Komisyon'un yaklaşımı bakımından ise, temel para cezasının hesaplanmasında ihlalin gerçekleştiği pazarlardaki satış değerlerinin dikkate alınması, ülkemiz uygulamasına nispeten daha hakkaniyetli bir yaklaşım olarak görünmektedir. Bundan başka, 4054 sayılı Kanun kapsam bakımından Türkiye Cumhuriyeti sınırları ile sınırlanmış olduğundan, ilgili teşebbüslerin yurtdışı cirolarının da yaptırıma esas tutulması, hem kanunun kendi hükümleri arasında çelişki yaratmakta hem de 2006 tarihli Kılavuz ile benimsenen yeni yaklaşıma ters düşmektedir.

Sonuç olarak, toplam ciro üzerinden idari para cezasının hesaplanması, teşebbüsler için ölçülülük ilkesi ve mülkiyet hakkının zedelenmesine yol açar niteliktedir.

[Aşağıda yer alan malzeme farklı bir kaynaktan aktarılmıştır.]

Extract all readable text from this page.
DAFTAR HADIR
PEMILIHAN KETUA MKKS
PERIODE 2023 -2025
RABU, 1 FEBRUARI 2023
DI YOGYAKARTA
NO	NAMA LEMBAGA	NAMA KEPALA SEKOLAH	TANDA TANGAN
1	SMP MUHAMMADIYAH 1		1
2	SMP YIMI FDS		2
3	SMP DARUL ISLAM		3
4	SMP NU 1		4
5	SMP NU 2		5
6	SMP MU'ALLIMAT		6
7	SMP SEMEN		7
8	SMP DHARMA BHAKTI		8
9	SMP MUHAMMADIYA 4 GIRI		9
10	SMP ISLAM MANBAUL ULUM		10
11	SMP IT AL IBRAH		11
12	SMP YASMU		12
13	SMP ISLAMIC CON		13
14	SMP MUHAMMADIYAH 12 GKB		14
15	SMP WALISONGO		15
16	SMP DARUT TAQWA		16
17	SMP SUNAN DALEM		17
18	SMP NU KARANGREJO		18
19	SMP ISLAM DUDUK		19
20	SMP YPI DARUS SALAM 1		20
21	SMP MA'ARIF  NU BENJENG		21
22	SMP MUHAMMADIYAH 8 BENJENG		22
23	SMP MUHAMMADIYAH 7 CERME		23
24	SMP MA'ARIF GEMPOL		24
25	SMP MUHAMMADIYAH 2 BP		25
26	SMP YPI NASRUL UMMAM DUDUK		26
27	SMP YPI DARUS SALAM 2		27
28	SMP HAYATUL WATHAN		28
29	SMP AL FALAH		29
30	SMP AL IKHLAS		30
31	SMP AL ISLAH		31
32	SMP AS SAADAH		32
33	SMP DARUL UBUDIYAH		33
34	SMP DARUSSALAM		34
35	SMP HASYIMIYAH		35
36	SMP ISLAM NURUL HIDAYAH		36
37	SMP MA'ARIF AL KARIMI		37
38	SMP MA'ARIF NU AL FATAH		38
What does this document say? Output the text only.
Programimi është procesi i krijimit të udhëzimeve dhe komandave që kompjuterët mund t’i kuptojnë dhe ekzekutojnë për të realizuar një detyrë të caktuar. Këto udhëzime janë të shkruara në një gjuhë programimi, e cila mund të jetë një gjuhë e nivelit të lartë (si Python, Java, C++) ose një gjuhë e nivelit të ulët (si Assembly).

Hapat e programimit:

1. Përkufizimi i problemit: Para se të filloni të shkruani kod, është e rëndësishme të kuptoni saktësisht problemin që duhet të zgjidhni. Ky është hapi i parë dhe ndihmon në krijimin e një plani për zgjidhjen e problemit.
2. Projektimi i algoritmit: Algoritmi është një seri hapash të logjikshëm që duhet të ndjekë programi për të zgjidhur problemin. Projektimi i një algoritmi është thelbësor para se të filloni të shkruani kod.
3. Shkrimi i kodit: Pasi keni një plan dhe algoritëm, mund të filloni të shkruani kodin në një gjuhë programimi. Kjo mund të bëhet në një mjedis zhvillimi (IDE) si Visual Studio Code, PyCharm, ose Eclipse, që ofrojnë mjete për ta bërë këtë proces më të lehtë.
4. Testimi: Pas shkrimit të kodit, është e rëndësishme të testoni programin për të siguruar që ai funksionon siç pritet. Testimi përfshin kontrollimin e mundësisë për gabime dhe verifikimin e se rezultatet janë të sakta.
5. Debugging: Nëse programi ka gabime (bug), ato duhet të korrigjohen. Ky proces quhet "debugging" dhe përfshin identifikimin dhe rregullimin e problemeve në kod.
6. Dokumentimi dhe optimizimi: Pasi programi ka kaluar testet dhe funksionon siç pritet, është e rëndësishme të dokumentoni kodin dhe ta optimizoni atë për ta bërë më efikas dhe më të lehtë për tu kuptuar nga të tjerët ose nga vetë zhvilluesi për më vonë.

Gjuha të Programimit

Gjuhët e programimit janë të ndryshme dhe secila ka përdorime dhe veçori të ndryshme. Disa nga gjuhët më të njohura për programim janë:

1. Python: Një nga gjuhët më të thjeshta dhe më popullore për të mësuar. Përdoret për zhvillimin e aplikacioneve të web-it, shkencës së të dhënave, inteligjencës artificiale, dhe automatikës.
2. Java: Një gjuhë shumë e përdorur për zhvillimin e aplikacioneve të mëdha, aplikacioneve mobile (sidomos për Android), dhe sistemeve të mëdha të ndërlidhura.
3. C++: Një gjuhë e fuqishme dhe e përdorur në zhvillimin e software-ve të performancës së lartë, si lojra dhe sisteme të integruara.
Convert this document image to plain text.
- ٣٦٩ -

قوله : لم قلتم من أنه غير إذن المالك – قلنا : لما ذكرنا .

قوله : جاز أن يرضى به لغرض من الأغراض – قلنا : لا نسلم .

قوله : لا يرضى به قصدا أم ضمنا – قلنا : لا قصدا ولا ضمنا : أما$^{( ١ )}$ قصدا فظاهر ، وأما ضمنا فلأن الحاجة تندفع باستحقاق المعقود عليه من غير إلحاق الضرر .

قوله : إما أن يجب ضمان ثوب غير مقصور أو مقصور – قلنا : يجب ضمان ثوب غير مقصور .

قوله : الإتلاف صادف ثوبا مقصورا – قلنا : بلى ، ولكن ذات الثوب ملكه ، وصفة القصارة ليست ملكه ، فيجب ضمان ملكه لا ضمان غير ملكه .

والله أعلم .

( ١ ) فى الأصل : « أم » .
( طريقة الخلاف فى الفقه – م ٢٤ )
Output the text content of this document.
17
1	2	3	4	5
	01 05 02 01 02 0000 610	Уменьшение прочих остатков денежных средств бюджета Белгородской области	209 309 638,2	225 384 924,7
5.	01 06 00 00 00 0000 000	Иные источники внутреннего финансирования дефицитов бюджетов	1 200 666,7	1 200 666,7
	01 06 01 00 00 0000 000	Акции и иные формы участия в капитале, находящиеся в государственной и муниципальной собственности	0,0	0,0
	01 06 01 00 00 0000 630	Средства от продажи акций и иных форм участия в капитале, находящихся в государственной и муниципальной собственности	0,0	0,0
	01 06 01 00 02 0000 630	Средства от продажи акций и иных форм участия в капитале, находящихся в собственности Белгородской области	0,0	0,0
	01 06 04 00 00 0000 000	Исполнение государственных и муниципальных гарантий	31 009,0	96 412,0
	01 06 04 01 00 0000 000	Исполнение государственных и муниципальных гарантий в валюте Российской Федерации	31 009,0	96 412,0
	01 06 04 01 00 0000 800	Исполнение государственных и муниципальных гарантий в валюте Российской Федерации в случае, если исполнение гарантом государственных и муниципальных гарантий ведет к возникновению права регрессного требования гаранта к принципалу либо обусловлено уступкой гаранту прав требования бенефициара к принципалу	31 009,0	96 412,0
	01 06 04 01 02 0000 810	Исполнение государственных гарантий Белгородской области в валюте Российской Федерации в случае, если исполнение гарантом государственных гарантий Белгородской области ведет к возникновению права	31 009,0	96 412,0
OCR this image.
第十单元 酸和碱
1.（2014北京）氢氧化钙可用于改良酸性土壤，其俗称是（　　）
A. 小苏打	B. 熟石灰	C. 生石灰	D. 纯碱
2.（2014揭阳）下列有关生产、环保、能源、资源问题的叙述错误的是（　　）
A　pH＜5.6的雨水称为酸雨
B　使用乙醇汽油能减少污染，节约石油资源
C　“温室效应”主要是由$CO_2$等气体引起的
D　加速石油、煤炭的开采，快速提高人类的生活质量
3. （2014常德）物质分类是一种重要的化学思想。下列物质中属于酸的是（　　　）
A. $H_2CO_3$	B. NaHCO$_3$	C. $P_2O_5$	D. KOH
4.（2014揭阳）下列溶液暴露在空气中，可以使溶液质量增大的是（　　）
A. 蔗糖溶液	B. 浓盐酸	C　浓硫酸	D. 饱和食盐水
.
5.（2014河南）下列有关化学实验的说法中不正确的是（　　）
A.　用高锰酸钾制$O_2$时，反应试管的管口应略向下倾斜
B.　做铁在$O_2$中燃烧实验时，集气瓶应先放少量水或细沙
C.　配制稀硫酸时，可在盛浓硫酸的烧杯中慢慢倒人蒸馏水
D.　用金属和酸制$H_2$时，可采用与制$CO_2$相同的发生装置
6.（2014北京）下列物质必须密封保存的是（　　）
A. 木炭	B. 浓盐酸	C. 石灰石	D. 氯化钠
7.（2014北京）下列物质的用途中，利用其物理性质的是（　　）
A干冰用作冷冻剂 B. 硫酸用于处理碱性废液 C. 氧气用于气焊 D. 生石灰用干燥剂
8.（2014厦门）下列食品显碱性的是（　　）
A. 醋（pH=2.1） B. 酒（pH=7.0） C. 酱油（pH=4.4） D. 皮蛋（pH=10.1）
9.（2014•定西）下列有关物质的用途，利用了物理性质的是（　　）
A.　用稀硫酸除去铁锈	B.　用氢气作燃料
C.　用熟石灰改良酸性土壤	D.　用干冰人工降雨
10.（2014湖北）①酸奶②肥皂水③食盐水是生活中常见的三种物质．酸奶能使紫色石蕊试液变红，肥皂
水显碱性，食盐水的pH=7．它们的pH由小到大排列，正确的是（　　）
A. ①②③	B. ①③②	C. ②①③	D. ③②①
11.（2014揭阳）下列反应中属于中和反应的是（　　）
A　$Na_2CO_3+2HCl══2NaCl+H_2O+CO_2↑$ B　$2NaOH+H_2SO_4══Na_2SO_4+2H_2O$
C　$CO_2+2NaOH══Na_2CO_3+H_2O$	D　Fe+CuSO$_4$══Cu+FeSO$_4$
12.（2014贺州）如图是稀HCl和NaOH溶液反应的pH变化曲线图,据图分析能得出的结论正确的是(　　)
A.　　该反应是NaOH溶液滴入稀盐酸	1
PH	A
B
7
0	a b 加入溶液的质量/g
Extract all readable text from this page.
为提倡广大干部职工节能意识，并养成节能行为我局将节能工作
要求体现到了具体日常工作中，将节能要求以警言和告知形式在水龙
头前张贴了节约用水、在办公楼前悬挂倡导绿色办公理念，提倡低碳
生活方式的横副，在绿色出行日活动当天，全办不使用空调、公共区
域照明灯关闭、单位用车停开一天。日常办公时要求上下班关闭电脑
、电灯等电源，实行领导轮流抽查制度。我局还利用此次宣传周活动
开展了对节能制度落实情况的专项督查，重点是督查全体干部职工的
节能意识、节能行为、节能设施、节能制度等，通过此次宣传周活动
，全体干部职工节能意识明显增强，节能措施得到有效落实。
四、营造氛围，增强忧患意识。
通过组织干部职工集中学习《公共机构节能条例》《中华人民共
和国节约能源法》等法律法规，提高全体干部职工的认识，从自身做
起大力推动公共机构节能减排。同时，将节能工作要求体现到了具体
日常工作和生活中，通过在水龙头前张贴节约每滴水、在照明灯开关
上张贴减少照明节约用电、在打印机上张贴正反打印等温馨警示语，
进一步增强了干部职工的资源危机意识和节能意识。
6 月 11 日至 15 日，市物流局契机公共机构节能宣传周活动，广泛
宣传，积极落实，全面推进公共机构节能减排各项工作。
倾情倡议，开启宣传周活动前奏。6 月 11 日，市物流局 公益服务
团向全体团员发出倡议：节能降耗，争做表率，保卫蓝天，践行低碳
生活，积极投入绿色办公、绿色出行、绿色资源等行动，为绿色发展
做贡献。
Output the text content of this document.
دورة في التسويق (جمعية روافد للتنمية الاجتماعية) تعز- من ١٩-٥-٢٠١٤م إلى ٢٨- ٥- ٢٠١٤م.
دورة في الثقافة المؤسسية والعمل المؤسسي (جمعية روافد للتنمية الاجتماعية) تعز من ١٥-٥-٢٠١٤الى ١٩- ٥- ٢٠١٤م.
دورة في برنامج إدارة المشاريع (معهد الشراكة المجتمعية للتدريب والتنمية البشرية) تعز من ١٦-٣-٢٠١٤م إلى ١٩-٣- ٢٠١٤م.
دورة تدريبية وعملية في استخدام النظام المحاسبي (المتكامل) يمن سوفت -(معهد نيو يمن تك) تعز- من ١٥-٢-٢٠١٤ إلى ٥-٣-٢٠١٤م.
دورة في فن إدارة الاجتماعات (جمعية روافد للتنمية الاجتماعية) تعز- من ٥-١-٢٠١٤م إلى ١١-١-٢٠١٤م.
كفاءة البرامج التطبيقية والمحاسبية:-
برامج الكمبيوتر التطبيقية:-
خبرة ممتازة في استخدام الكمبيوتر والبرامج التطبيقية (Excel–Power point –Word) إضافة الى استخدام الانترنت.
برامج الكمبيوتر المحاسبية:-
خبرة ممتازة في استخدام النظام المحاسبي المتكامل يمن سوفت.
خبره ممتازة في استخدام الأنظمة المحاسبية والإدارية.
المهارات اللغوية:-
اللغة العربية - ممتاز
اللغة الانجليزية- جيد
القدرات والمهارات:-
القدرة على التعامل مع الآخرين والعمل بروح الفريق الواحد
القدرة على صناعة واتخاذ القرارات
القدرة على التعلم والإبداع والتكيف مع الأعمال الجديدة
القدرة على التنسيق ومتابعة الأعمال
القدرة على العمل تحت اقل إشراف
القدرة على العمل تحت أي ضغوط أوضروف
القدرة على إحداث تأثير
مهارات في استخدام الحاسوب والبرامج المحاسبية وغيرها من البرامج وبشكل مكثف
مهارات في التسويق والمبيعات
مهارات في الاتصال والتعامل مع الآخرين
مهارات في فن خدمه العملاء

Keza ülkemiz uygulamasında, mehaz uygulayıcının yöntemlerinden önemli ölçüde sapma mevcuttur. Dolayısıyla gerek AİHM kararı, gerekse 2006 tarihli Kılavuz dikkate alınarak, 4054 sayılı Kanun'un 16. maddesinde yer alan "yıllık gayri safi gelirlerinin" ifadesi yerine, ihlale konu eylemlerin gerçekleştiği ilgili ürün veya hizmet pazarında elde edilen yurtiçi toplam satış değeri üzerinden yaptırım uygulanmasını mümkün kılan bir kanun değişikliği yerinde olacaktır. Aksi takdirde, ilgili hükümlerin olası bir bireysel başvuru ile Anayasa Mahkemesi tarafından iptali veya AİHM tarafından başvurucu lehine karar verilmesi gündeme gelebilecektir.

 

 

 

1 Erdal Türkkan, “Rekabet İhlallerinde Ciroya Dayalı İdari Para Cezasının Sakıncaları ve Katma Değer Kriteri: Basitleştirilmiş Bir Analiz”, Rekabet Forumu, Sayı 82, Mart 2014, s. 17-18

2 Örnek olarak, 29.03.2018 tarih ve 18-09/180-85 sayılı Kurul kararı

24.04.2006 tarih ve 06-29/361-91 sayılı Kurul kararı

4 Lemoine v. France, Başvuru No. 26242/95

5 Burak Gemalmaz, "Değerli Konut Vergisi ve Avrupa İnsan Hakları Mahkemesinin Bakış Açısı", 23.12.2019, https://blog.lexpera.com.tr/degerli-konut-vergisi-ve-aihm-bakis-acisi/(erişim tarihi: 28.04.2020)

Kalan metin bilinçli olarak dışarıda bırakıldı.